The Park City Police Department received the report at 1:47 p.m. on Jan. 19 and then referred the case to Animal Control. It was four days after the opening of the off-leash areas in Round Valley and part of the field outside the Park City Library.

The bite was reported in the Round Valley off-leash area. The dog did not break the victim’s skin, the police said.

An Animal Control officer spoke to the victim a Park Meadows woman — over the phone. According to Animal Control, she was cross-country skiing on a trail off the Meadows Drive trailhead.

"Dog saw her, got excited, chased her," said Frank Root, an Animal Control officer.

The woman put her hand up in a defensive position before the dog bit her gloved hand, he said.
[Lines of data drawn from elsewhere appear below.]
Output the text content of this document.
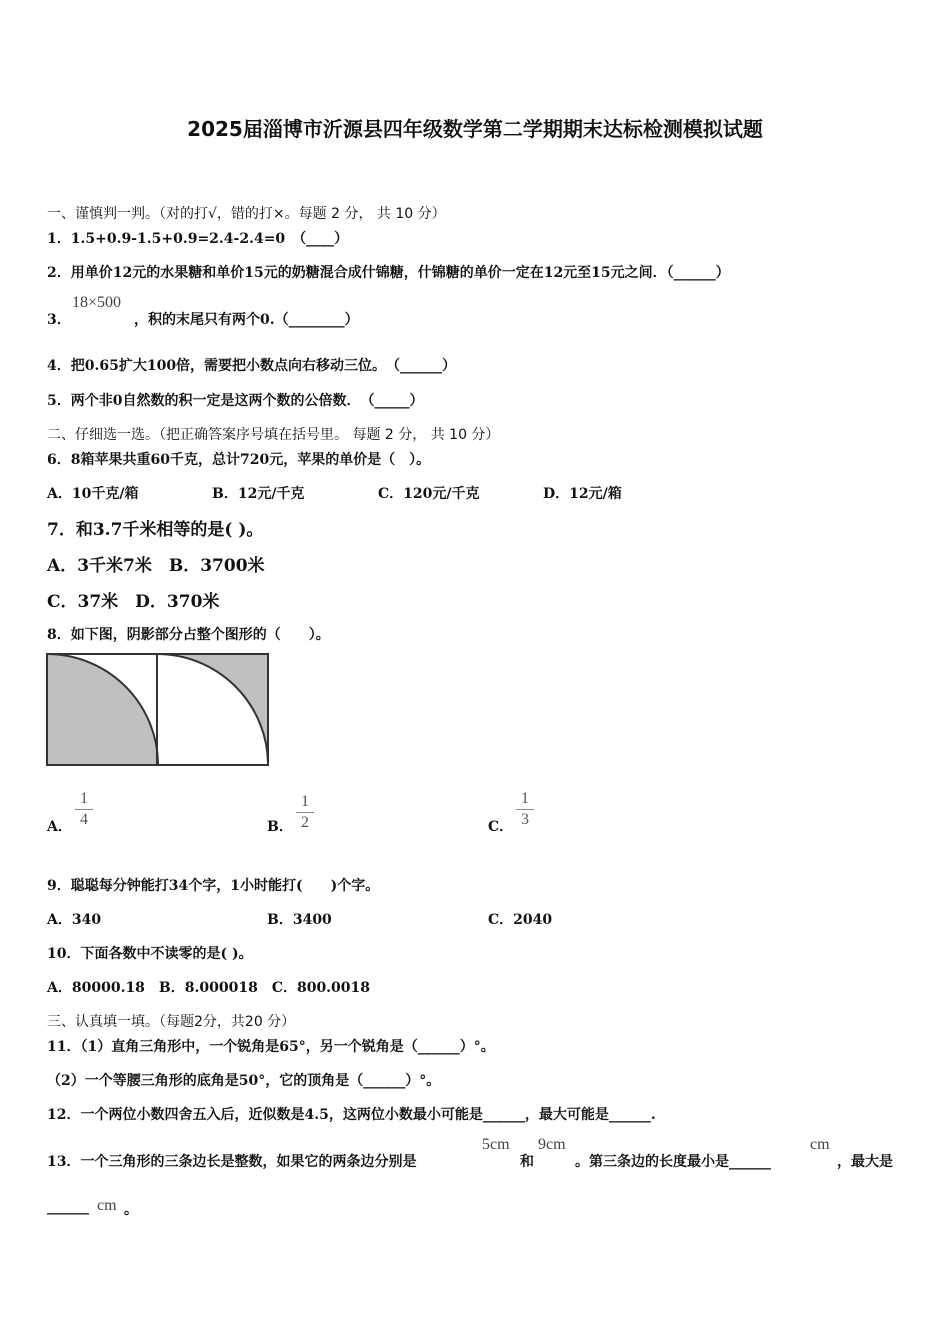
2025届淄博市沂源县四年级数学第二学期期末达标检测模拟试题
一、谨慎判一判。（对的打√，错的打×。每题 2 分， 共 10 分）
1．1.5+0.9-1.5+0.9=2.4-2.4=0　（____）
2．用单价12元的水果糖和单价15元的奶糖混合成什锦糖，什锦糖的单价一定在12元至15元之间．（______）
3．
18×500
，积的末尾只有两个0.（________）
4．把0.65扩大100倍，需要把小数点向右移动三位。　（______）
5．两个非0自然数的积一定是这两个数的公倍数．　（_____）
二、仔细选一选。（把正确答案序号填在括号里。 每题 2 分， 共 10 分）
6．8箱苹果共重60千克，总计720元，苹果的单价是（　）。
A．10千克/箱	B．12元/千克	C．120元/千克	D．12元/箱
7．和3.7千米相等的是( )。
A．3千米7米　B．3700米
C．37米　D．370米
8．如下图，阴影部分占整个图形的（　　）。
A．
1
4	B．
1
2	C．
1
3
9．聪聪每分钟能打34个字，1小时能打(　　)个字。
A．340	B．3400	C．2040
10．下面各数中不读零的是( )。
A．80000.18　B．8.000018　C．800.0018
三、认真填一填。（每题2分，共20 分）
11．（1）直角三角形中，一个锐角是65°，另一个锐角是（______）°。
（2）一个等腰三角形的底角是50°，它的顶角是（______）°。
12．一个两位小数四舍五入后，近似数是4.5，这两位小数最小可能是______，最大可能是______.
13．一个三角形的三条边长是整数，如果它的两条边分别是
5cm
和
9cm
。第三条边的长度最小是______
cm
，最大是
______ cm 。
The bite tore the glove but did not break the skin, Root said.

A man with the dog, presumed by Animal Control to be the owner, refused to provide information to the woman and left the scene, Root said. The woman reported the incident hours afterward.

Root said the dog is likely a poodle mix with white and brown fur. The man with the dog appeared to be between his mid-40s and early-50s. He has salt-and-pepper hair and wore a red jacket, Root said.

The incident occurred four days after Park City opened two off-leash areas following a Park City Council decision in favor of the off-leash designations. One of the areas the site of the incident covers approximately 1,400 acres of municipal land in Round Valley. The other entails half of the library field.

The elected officials, though, required that dogs in the off-leash areas remain under what is known as voice and sight control. Dogs are also prohibited from attacking people in the off-leash areas, and they are not allowed to chase people, other dogs or wildlife.

Round Valley has long been a popular place for people to bring their dogs off leash, a practice that was prohibited prior to the creation of the off-leash area.